Aquatic Foods

A variety of aquatic foods chilling on ice including, octopus, fish, shrimp, lobsters, mussels, scallops, oysters, and more

Foods like salmon, lobster, and shrimp, are often categorized as “seafood.” But how might you classify these foods when including a freshwater fish, such as trout? Consider the term aquatic foods (also called blue foods), which include any animals, plants, and microorganisms that originate in bodies of water. Examples are:

  • Finfish—small pelagic fish (herring, sardines, anchovies), medium pelagic fish (bonito, mahi-mahi), large pelagic fish (tuna, swordfish), salmonids (salmon, trout), carps, cichlids (tilapia), cods (cod, haddock, pollock), and demersal fish (flounder)
  • Crustaceans—crabs, shrimp, krill, prawns, lobster
  • Cephalopods—octopus, squid
  • Mollusks—clams, cockles, sea snails, mussels, scallops
  • Aquatic plants—water spinach (Ipomoea aquatica)
  • Algaeseaweed
  • Other aquatic animals—mammals, insects, sea cucumbers

Aquatic foods can be farmed or wild-caught, and are sourced from inland waters like lakes, rivers, and wetlands; coastal areas like estuaries, mangroves, or near-shore; and marine or ocean waters. Despite currently being an important contribution to healthy diets for billions of people globally, aquatic foods are often undervalued nutritionally because their diversity tends to be restricted to protein or energy value, or framed as a monolithic category of “seafood or fish.” [1] However, there is broad diversity of aquatic foods produced throughout the world and available during every season. Currently, wild fisheries harvest over 2,370 species and aquaculture growers farm approximately 624 species. [2]

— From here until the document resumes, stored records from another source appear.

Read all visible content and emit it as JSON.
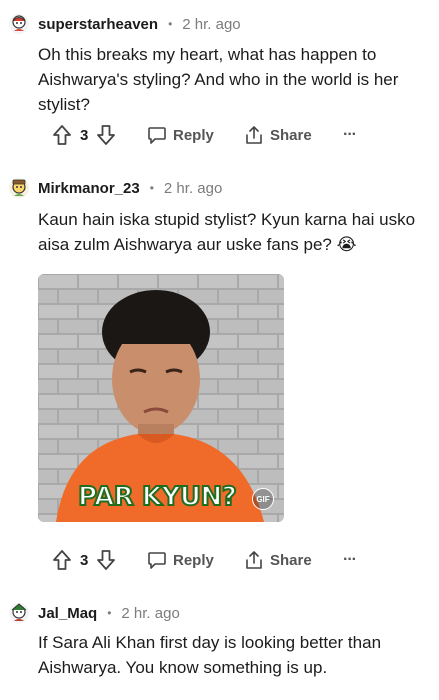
{
  "comments": [
    {
      "username": "superstarheaven",
      "time": "2 hr. ago",
      "body": "Oh this breaks my heart, what has happen to Aishwarya's styling? And who in the world is her stylist?",
      "votes": "3",
      "reply_label": "Reply",
      "share_label": "Share",
      "more_label": "···"
    },
    {
      "username": "Mirkmanor_23",
      "time": "2 hr. ago",
      "body": "Kaun hain iska stupid stylist? Kyun karna hai usko aisa zulm Aishwarya aur uske fans pe? 😭",
      "gif": {
        "caption": "PAR KYUN?",
        "badge": "GIF"
      },
      "votes": "3",
      "reply_label": "Reply",
      "share_label": "Share",
      "more_label": "···"
    },
    {
      "username": "Jal_Maq",
      "time": "2 hr. ago",
      "body": "If Sara Ali Khan first day is looking better than Aishwarya. You know something is up."
    }
  ],
  "separator": "•",
  "colors": {
    "text": "#1c1c1c",
    "muted": "#7c7c7c",
    "caption_stroke": "#1f6e1f"
  }
}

Because aquatic foods are so nutrient rich, food technologists have innovated methods to create processed fish products, including fish powders for infants, fish wafers as a snack, and fish chutneys. [1]

This page will focus primarily on animal sources of aquatic foods rather than plant sources.

Source Of

Preview of full graphic from Nature

How do aquatic animals stack up against land-based animals, nutritionally?

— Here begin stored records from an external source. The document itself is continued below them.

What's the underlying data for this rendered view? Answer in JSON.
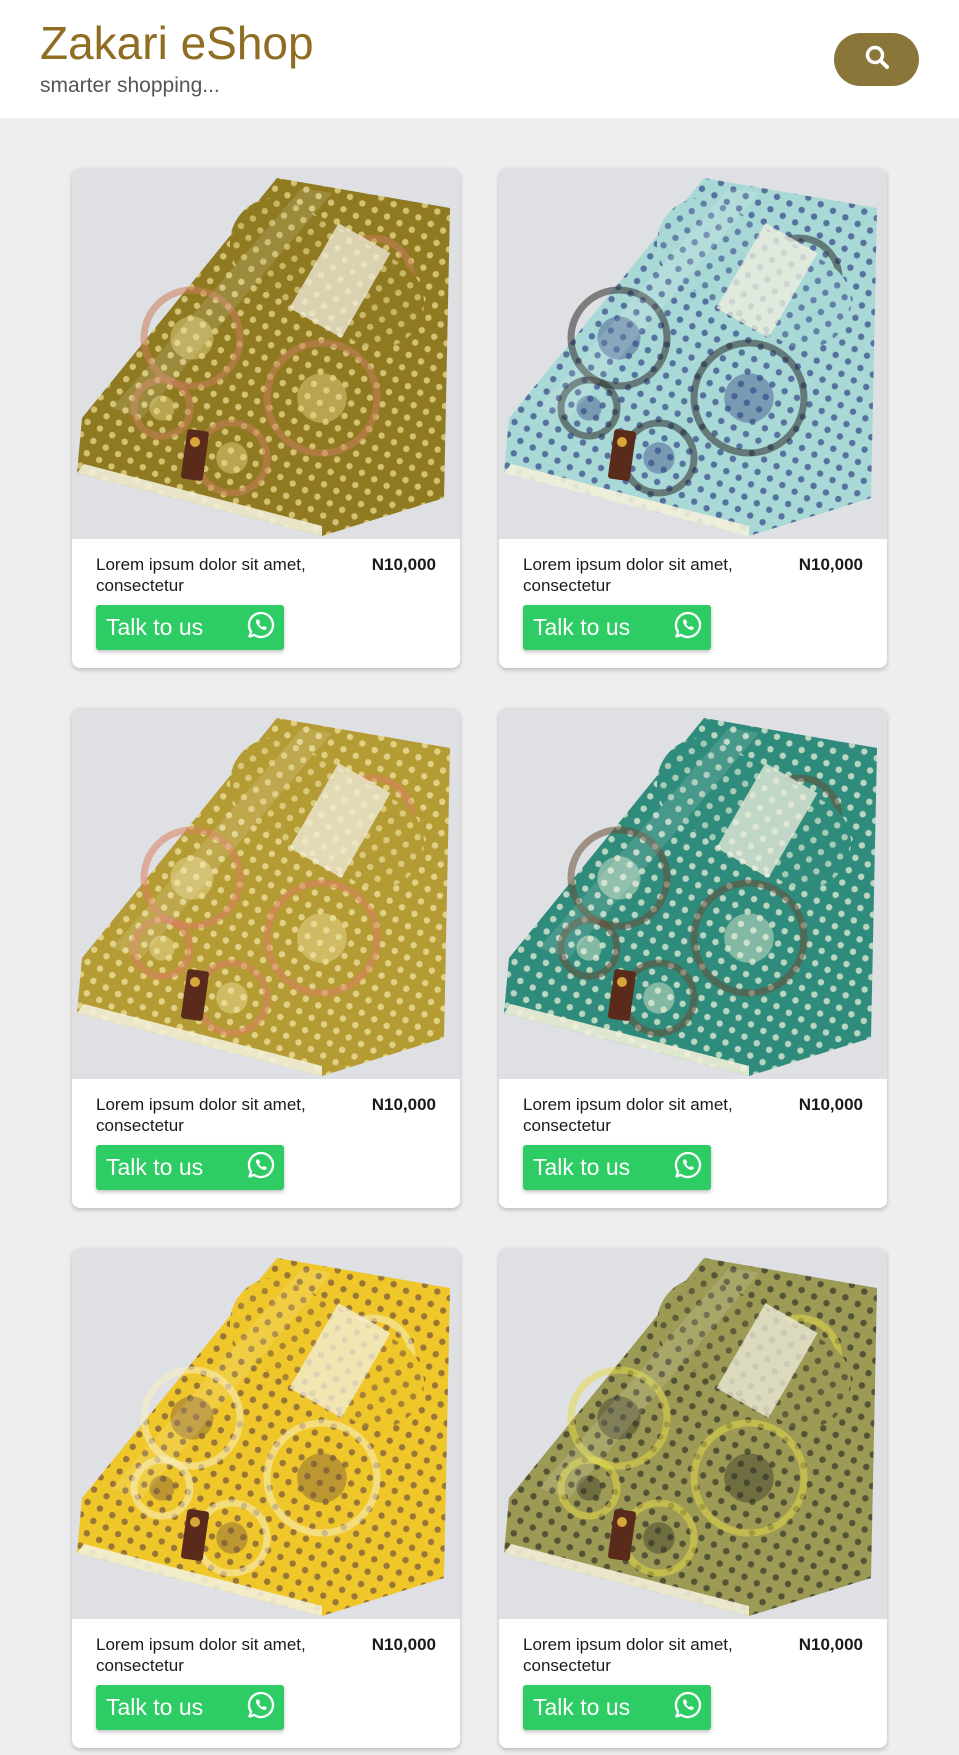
{
  "header": {
    "title": "Zakari eShop",
    "tagline": "smarter shopping...",
    "search_icon": "search-icon"
  },
  "products": [
    {
      "title": "Lorem ipsum dolor sit amet, consectetur",
      "price": "N10,000",
      "cta": "Talk to us",
      "cta_icon": "whatsapp-icon",
      "fabric_base": "#8f7a22",
      "fabric_pattern": "#e8d98a",
      "fabric_accent": "#c97b5a"
    },
    {
      "title": "Lorem ipsum dolor sit amet, consectetur",
      "price": "N10,000",
      "cta": "Talk to us",
      "cta_icon": "whatsapp-icon",
      "fabric_base": "#a9d9d6",
      "fabric_pattern": "#3c4f8a",
      "fabric_accent": "#2b2b2b"
    },
    {
      "title": "Lorem ipsum dolor sit amet, consectetur",
      "price": "N10,000",
      "cta": "Talk to us",
      "cta_icon": "whatsapp-icon",
      "fabric_base": "#b59b34",
      "fabric_pattern": "#f0e3a0",
      "fabric_accent": "#d98062"
    },
    {
      "title": "Lorem ipsum dolor sit amet, consectetur",
      "price": "N10,000",
      "cta": "Talk to us",
      "cta_icon": "whatsapp-icon",
      "fabric_base": "#2f8b7b",
      "fabric_pattern": "#e8efd8",
      "fabric_accent": "#6a4e3a"
    },
    {
      "title": "Lorem ipsum dolor sit amet, consectetur",
      "price": "N10,000",
      "cta": "Talk to us",
      "cta_icon": "whatsapp-icon",
      "fabric_base": "#f0c72a",
      "fabric_pattern": "#7a5a3a",
      "fabric_accent": "#f7efc2"
    },
    {
      "title": "Lorem ipsum dolor sit amet, consectetur",
      "price": "N10,000",
      "cta": "Talk to us",
      "cta_icon": "whatsapp-icon",
      "fabric_base": "#9c9a55",
      "fabric_pattern": "#3a3a2a",
      "fabric_accent": "#e2d94a"
    }
  ],
  "colors": {
    "brand": "#8f6d22",
    "search_button": "#8a7639",
    "cta": "#2ecc64",
    "page_bg": "#efeeee"
  }
}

From abalone to zebra tilapia, the diversity of aquatic foods outsizes the limited variety of land-based animal foods available to most consumers. But how do they compare nutritionally? To explore this question, researchers created the first-ever Aquatic Foods Composition Database, capturing individual nutrient profiles (including minerals, vitamins, and fatty acids) for over 3,750 species. Their analysis found that the top 6 categories of nutrient-rich animal-source foods were all aquatic, with large and small pelagic fish, shellfish, salmonids, carps, and other aquatic mammals ranking higher than land-based foods including beef, lamb, veal, goat, chicken, and pork. [1] Although aquatic mammals are not consumed in the U.S., they can be a culturally and nutritionally important food in subsistence and indigenous populations.
See the full graphic comparing aquatic to land-based animal-sourced foods

Aquatic Foods and Health

Certain aquatic animal foods are a major dietary source of two polyunsaturated omega-3 fatty acids (PUFAs)—docosahexaenoic acid (DHA) and eicosapentaenoic acid (EPA). These fatty acids are initially produced by certain types of algae, which are then eaten by aquatic animals so that the fats accumulate in their tissues or organs. Omega-3s are found in all aquatic foods, but particularly in the fatty tissue of oily fish like salmon and mackerel, the liver of lean white fish like cod and halibut, and the blubber or thick layer of fat under the skin of marine animals like seals and whales. Smaller amounts are also found in crustaceans, bivalves, and cephalopods. [3] Supplements of fish oil, algal oil, and krill oil also contain DHA and/or EPA. Much of the research on aquatic foods and human health focuses on these omega-3s.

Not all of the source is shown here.